Electorate: Fremantle

Margin: Labor 5.7%
Location: Southern Perth, Western Australia

In a nutshell: The Liberal tide in Western Australia has left even the electorate of John Curtin looking less than secure for Labor, although all indications are that the return of Kevin Rudd has steadied the ship.

The candidates (ballot paper order)


Katter’s Australian Party


Australian Christians

Australian Protectionist Party

Palmer United Party

Liberal (bottom)

Family First Party

Citizens Electoral Council

Rise Up Australia

Socialist Alliance

Labor (top)


The electorate of Fremantle covers Perth’s coastal southern suburbs from North Fremantle south to Henderson. It extends only a short distance eastwards along the southern bank of the Swan River to Bicton, the Liberal-voting riverfront territory beyond being accommodated by Tangney, while going deep inland as far as Jandakot and Banjup further to the south. Liberal support is strongest along the riverfront, in the Jandakot/Banjup area, and in recently developed Port Coogee south of the city. The Greens polled between 25% and 30% in the Fremantle city booths in 2010, reflecting a strength of support that allowed Adele Carles to win the state seat for the party at a by-election in April 2009. However, their competitiveness in the federal seat is curtailed by the more traditionally working-class complexion of the suburbs further south.

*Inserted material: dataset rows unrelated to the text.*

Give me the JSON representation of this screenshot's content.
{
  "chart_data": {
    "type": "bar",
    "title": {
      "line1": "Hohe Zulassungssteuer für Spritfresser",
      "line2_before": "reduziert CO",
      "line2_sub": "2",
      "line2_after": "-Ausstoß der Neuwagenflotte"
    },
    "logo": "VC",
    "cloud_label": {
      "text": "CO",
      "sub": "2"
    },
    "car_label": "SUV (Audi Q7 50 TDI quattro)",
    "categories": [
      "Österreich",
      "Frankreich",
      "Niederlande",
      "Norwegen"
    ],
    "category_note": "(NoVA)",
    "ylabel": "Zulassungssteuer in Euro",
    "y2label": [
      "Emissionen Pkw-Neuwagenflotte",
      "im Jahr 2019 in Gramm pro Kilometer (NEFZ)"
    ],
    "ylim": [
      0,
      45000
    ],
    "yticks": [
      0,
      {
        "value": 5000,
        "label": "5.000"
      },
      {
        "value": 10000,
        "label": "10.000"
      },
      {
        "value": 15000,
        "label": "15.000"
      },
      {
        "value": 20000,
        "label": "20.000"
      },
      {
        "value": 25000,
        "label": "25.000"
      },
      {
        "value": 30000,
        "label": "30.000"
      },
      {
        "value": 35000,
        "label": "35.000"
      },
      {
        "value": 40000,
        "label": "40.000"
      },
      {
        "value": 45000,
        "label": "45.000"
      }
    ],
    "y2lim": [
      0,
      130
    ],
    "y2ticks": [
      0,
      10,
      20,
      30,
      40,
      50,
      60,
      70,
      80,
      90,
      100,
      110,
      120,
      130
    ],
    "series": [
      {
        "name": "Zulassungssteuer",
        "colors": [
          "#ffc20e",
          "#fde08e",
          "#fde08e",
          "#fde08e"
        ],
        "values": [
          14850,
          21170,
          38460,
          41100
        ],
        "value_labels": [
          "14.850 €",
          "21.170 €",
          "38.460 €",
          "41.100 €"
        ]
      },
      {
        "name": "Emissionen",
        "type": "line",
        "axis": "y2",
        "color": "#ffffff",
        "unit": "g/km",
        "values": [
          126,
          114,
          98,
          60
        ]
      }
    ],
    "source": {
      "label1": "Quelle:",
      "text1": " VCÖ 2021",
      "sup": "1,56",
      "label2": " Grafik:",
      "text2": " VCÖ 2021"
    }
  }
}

The electorate of Fremantle has existed in name since federation, with the entirety of the Perth metropolitan area being divided between it and Perth until parliament expanded in 1949. Only then did the port city and its surrounds sufficiently dominate the seat to allow Labor to secure its hold. John Curtin became the member in 1928 after unseating independent incumbent William Watson, who recovered it at the 1931 election as the candidate of the United Australia Party. Curtin was back for the long haul in 1934, succeeding Jim Scullin as Labor leader the following year, although he survived in Fremantle at the 1940 election by only 641 votes.

After leading the country through the sharp end of the war years, Curtin became only the second prime minister to die in office in July 1945. Fremantle was retained for Labor at the ensuing by-election by Kim Beazley Senior and remained a home for high-profile Labor figures thereafter, Keating government Treasurer John Dawkins succeeding Beazley upon his retirement in 1977 and former Premier Carmen Lawrence in turn assuming the seat when Dawkins quit in 1994. Fremantle was the only WA seat left standing for Labor after the twin disasters of 1975 and 1977, but it was overtaken by Perth as Labor’s strongest seat in WA at the 2010 election, by which time the statewide tide to the Liberals had worn the margin in Fremantle down to 5.7%.

Fremantle has been held since Carmen Lawrence’s retirement in 2007 by Melissa Parke, a former United Nations human rights lawyer factionally aligned with the Left. Parke was promoted to parliamentary secretary for mental health, homelessness and social housing in the February 2013 reshuffle which followed the retirements of Nicola Roxon and Chris Evans, and thence to the outer ministry in the international development portfolio after Kevin Rudd assumed the leadership at the end of June. As one report put it, Parke was “widely believed” to have voted for Rudd during his challenges to Julia Gillard’s leadership. Parke has also made headlines over the past term after criticising the government’s “Malaysia solution” and resumption of live cattle exports to Indonesia. Her Liberal opponent is Matthew Hanssen, owner of a locally based IT business and candidate for state seat of Fremantle at the election in March.